E’ ben gradito un’applauso!!! Grazie
| 08 novembre 2025 |
| TitoCaos shutdown negli Stati Uniti: almeno mille voli cancellati |
| Il blocco delle attività non essenziali è iniziato il primo ottobre dopo la mancata approvazione del bilancio federale. La Federal aviation administration ha ordinato una riduzione dei voli del 4% che aumenterà nei prossimi giorni |
Negli Stati Uniti oltre mille voli sono stati cancellati a causa dello shutodown in corso ormai da diverse settimane. Con questo termine si indica il blocco delle attività amministrative non essenziali che si verifica quando non viene approvato il bilancio federale, circostanza che mette a rischio gli stipendi di una parte dei lavoratori statali. Tra questi ci sono anche i controllori del traffico aereo e i dipendenti della Transportation Security Administration, l’agenzia governativa che garantisce la sicurezza negli scali.

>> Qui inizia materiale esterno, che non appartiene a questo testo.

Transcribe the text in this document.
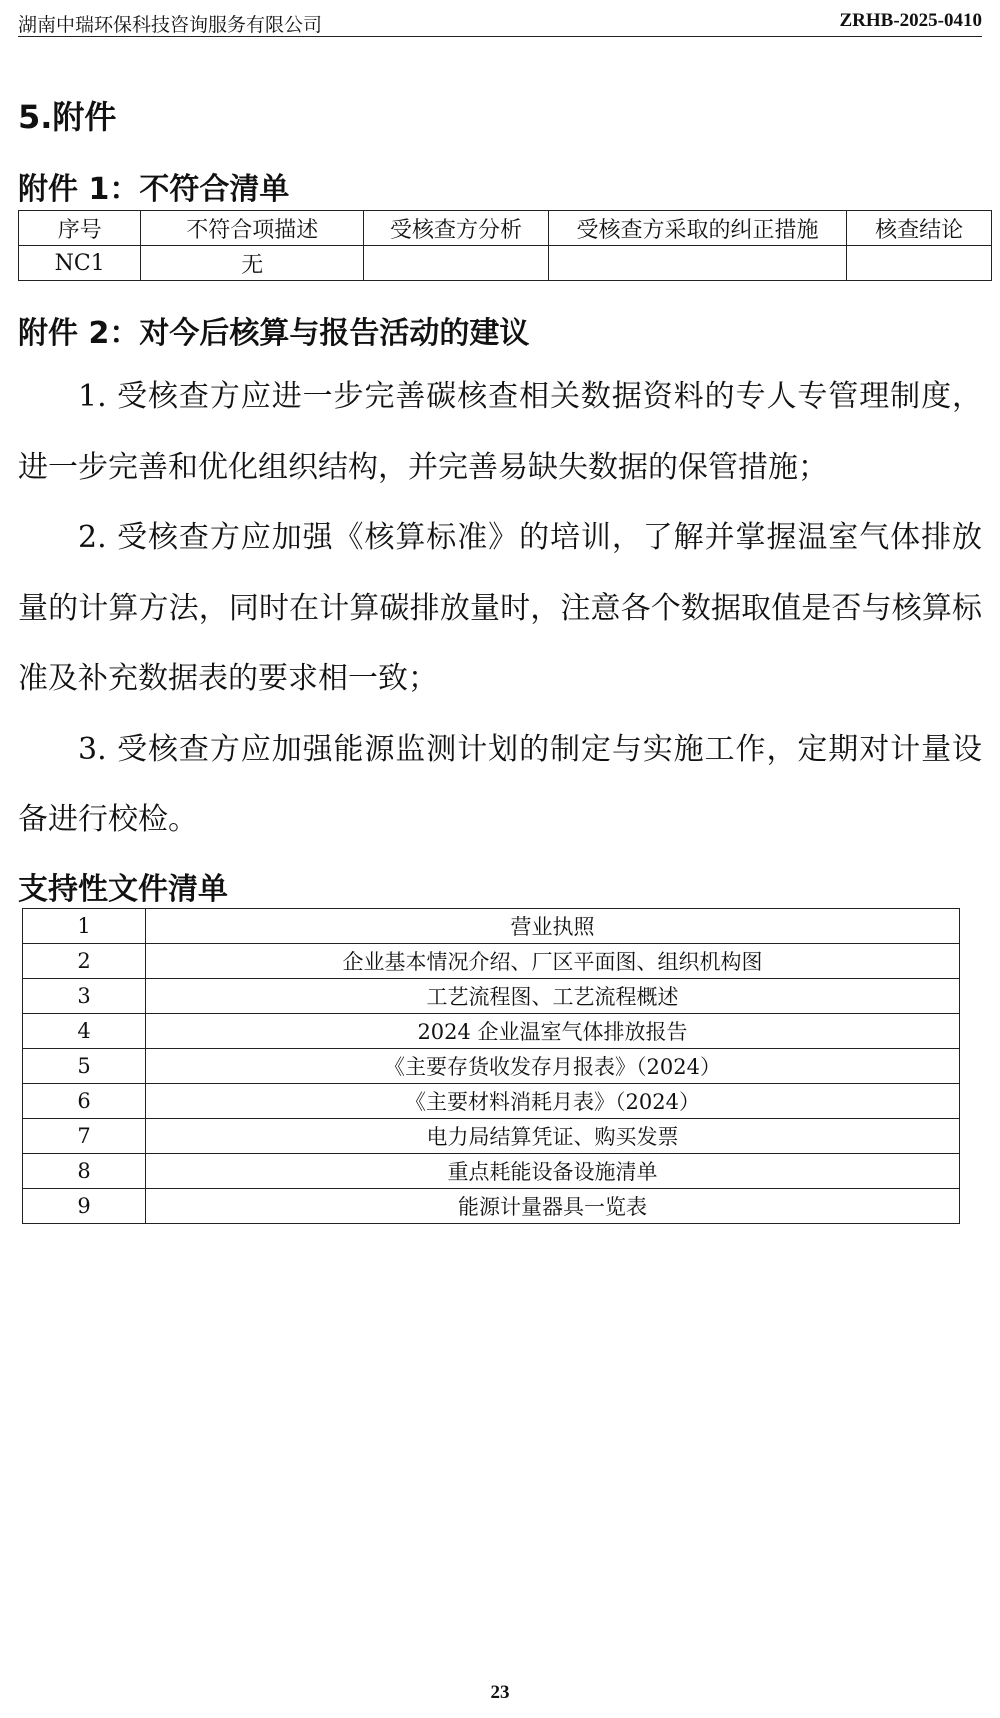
湖南中瑞环保科技咨询服务有限公司	ZRHB-2025-0410
5.附件
附件 1：不符合清单
序号	不符合项描述	受核查方分析	受核查方采取的纠正措施	核查结论
NC1	无			
附件 2：对今后核算与报告活动的建议

1. 受核查方应进一步完善碳核查相关数据资料的专人专管理制度，进一步完善和优化组织结构，并完善易缺失数据的保管措施；

2. 受核查方应加强《核算标准》的培训，了解并掌握温室气体排放量的计算方法，同时在计算碳排放量时，注意各个数据取值是否与核算标准及补充数据表的要求相一致；

3. 受核查方应加强能源监测计划的制定与实施工作，定期对计量设备进行校检。

支持性文件清单
1	营业执照
2	企业基本情况介绍、厂区平面图、组织机构图
3	工艺流程图、工艺流程概述
4	2024 企业温室气体排放报告
5	《主要存货收发存月报表》（2024）
6	《主要材料消耗月表》（2024）
7	电力局结算凭证、购买发票
8	重点耗能设备设施清单
9	能源计量器具一览表
23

A partire da ieri, per alleviare la pressione dello shutdown, la Federal aviation administration ha ordinato una riduzione dei voli del 4%, che aumenterà al 6% entro l’11 novembre, all’8% entro il 13 novembre e al 10% entro il 14 novembre. Tra i 40 aeroporti ad alto impatto figurano Chicago, l’area di New York, Washington, Atlanta e Dallas-Fort Worth.
Finora la United Airlines ha cancellato 184 voli ieri, ne cancellerà 168 oggi, altri 158 voli domani e 190 voli lunedì. La compagnia aerea opera 4.500 voli al giorno. L’American Airlines, che gestisce 6.000 collegamenti al giorno, ha cancellato 220 voli al giorno da ieri a lunedì. La Southwest, che gestisce 4.000 voli giornalieri, ha cancellato 120 voli ieri, poco meno di 100 voli oggi e 150 domani. La Delta ha cancellato 170 voli ieri, ma non ha reso noto quanti collegamenti saranno soppressi nei giorni successivi.
I motivi dello shutdown – Il Senato non è ancora riuscito a trovare un accordo per mettere fine ai disagi e votare la legge finanziaria. La normativa in vigore negli Usa richiede che i progetti di legge sulla spesa ottengano 60 voti del Senato che però i Repubblicani, pur avendo la maggioranza, non riescono a raggiungere. Le trattative con i Democratici si sono arenate in particolare sulle spese sanitarie. E così gli aerei restano a terra.
Riducendo i voli, la Faa “ridurrà il rischio potenziale che un controllore di volo oberato di lavoro, o una struttura con personale insufficiente, commetta un errore e faccia scontrare due aerei“, ha affermato Jeff Guzzetti del National Transportation Safety Board. Questo, tuttavia, “costa molto alle compagnie aeree e al commercio. E causa enormi disagi ai viaggiatori“.